Rotterdam, 13 juli 2006 - Verweerder heeft aan eiseressen boetes opgelegd voor het overtreden van artikel 6 van de Mededingingswet (Mw) vanwege het bestaan van een overeenkomst en/of een onderling afgestemde feitelijke gedraging ten aanzien van de verlaging van de dealervergoedingen en de uitwisseling van concurrentiegevoelige informatie over prepaidpakketten.

De rechtbank is van oordeel dat verweerder niet (voldoende) heeft aangetoond dat Telfort en Orange deel hebben genomen aan een onderlinge afgestemde feitelijke gedraging en derhalve artikel 6 van de Mw en artikel 81 van het EG-verdrag hebben overtreden, zodat het besluit tot constatering van overtreding van deze bepalingen door Telfort en Orange en tot het opleggen van boetes aan Telfort en Orange op een ontoereikende motivering berust.

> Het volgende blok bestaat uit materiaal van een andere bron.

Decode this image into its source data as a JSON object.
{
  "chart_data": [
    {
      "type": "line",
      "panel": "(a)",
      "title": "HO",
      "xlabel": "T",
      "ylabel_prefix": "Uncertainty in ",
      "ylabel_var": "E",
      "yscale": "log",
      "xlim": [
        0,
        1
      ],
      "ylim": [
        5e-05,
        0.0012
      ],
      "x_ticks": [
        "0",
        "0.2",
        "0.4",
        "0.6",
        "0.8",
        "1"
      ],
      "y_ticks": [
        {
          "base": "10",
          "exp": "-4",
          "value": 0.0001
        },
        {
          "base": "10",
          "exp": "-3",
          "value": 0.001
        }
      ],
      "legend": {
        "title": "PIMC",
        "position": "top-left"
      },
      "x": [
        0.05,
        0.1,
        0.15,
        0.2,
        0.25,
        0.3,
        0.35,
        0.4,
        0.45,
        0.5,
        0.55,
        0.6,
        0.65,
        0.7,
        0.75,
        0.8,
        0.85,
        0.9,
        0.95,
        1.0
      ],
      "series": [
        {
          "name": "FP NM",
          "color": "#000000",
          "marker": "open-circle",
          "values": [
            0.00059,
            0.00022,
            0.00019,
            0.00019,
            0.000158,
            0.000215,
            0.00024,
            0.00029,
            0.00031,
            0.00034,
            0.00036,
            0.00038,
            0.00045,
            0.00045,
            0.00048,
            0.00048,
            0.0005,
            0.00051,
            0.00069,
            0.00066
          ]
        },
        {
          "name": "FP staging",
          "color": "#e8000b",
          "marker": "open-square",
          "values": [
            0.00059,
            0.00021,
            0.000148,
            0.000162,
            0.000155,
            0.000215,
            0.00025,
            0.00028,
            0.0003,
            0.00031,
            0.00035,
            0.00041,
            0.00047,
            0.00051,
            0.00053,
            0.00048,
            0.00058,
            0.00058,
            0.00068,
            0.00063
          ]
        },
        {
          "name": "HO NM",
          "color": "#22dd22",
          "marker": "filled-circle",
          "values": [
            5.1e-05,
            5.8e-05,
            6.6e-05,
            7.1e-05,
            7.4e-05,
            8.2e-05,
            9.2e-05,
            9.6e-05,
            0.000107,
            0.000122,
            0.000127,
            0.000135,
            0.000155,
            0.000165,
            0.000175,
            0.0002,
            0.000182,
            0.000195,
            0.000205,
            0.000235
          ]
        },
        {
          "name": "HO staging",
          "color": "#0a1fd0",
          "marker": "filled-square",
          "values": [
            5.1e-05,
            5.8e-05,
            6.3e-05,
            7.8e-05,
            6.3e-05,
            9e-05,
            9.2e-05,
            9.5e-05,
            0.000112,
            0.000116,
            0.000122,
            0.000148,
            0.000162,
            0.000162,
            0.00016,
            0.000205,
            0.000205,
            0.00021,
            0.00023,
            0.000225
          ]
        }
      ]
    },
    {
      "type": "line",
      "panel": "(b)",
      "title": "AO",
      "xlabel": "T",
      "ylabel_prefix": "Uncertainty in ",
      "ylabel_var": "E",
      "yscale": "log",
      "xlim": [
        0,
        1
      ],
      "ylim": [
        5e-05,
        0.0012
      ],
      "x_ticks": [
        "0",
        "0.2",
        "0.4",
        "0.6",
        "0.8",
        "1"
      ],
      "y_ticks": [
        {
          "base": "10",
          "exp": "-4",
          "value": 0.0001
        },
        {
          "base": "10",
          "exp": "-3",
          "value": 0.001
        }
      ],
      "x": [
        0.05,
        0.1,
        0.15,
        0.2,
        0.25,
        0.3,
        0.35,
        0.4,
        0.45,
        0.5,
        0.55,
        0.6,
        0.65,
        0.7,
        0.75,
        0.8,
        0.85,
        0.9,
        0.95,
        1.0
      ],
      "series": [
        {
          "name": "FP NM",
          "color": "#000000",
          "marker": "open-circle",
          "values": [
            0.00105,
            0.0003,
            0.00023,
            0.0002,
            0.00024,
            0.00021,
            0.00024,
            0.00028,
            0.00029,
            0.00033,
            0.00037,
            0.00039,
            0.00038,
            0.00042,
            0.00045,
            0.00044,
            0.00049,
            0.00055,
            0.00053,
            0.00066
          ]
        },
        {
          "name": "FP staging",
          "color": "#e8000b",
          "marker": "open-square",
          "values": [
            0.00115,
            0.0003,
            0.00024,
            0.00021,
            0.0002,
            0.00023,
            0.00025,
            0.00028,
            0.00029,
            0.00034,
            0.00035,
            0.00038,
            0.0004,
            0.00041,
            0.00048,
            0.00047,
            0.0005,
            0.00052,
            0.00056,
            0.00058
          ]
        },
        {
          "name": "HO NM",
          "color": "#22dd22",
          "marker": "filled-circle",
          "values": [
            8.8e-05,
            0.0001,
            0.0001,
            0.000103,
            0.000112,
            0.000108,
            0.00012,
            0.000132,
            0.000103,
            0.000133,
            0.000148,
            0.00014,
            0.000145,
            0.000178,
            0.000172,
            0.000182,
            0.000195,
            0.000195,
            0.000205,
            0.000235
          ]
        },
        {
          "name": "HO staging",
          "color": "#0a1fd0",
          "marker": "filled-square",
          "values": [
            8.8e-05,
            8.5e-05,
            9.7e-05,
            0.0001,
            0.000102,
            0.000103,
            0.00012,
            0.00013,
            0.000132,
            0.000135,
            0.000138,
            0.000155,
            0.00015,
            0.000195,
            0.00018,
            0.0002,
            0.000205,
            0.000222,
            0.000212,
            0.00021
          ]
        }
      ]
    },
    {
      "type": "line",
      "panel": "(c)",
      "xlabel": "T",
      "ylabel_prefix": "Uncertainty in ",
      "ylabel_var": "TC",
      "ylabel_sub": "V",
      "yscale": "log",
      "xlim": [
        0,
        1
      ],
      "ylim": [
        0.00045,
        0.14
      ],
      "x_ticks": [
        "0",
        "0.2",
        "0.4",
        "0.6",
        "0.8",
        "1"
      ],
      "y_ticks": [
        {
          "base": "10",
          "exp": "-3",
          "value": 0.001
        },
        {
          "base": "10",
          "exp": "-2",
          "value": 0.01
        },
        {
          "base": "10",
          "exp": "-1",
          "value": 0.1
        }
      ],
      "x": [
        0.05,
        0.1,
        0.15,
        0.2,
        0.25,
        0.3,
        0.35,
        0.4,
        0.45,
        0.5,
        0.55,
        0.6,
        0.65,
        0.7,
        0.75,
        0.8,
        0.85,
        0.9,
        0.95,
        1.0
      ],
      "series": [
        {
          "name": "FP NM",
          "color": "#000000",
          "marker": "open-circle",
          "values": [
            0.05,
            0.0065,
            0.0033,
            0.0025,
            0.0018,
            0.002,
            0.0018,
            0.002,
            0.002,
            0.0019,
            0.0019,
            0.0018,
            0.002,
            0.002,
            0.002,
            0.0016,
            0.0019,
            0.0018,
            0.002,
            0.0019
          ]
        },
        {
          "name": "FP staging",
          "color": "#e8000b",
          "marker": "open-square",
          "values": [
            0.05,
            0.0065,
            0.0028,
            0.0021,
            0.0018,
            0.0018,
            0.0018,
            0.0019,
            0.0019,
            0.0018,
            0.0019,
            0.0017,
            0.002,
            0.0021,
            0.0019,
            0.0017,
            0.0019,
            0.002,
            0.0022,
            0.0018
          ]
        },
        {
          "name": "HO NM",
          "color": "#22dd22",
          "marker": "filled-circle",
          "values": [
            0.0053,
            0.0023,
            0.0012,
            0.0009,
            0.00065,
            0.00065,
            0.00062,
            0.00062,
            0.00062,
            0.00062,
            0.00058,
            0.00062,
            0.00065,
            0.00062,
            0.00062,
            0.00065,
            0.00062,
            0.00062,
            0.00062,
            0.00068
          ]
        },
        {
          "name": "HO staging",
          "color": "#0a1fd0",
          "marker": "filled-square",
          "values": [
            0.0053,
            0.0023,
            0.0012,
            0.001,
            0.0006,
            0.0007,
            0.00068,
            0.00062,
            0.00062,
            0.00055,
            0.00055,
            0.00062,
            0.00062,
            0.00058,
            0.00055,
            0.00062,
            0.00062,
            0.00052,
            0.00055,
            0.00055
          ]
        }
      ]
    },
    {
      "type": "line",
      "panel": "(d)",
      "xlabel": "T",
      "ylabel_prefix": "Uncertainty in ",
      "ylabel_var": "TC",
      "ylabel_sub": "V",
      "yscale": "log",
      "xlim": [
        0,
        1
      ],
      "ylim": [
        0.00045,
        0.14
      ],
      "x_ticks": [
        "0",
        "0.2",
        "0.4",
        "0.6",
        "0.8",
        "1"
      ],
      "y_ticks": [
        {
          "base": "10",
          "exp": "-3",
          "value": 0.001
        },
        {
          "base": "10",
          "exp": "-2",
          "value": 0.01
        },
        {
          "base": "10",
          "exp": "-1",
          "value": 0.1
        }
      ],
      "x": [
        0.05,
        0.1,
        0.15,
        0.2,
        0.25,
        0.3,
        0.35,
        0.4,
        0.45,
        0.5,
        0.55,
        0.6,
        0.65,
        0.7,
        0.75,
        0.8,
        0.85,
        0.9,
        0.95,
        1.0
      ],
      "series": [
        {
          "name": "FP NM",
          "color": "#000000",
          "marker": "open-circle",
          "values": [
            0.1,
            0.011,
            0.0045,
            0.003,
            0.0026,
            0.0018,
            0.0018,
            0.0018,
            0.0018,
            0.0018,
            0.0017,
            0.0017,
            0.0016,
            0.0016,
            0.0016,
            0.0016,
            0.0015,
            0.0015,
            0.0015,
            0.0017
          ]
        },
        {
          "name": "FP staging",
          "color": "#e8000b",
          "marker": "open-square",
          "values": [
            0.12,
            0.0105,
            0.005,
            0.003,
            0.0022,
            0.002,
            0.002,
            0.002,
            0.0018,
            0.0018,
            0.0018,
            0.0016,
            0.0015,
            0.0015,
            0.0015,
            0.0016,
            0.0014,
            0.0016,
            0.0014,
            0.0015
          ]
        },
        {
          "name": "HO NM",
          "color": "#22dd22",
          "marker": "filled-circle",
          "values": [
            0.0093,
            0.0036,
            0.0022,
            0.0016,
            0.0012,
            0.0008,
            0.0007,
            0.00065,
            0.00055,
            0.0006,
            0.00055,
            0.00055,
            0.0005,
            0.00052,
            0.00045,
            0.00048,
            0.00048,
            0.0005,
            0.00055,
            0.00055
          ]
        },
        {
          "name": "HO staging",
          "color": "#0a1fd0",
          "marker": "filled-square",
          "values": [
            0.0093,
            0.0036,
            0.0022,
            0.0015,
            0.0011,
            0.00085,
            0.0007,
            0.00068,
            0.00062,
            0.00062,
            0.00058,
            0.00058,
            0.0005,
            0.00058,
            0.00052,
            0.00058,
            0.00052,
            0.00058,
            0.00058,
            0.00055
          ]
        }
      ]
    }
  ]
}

Met betrekking tot de overige partijen is de rechtbank van oordeel dat de uitwisseling van bedrijfsvertrouwelijke informatie met betrekking tot de postpaid-abonnementen ertoe heeft gestrekt de mededinging te beperken. Nu verweerder de door partijen naar voren gebrachte bewijsvoering zonder daarop in te gaan heeft gepasseerd, berust het bestreden besluit in zoverre op een ontoereikende motivering.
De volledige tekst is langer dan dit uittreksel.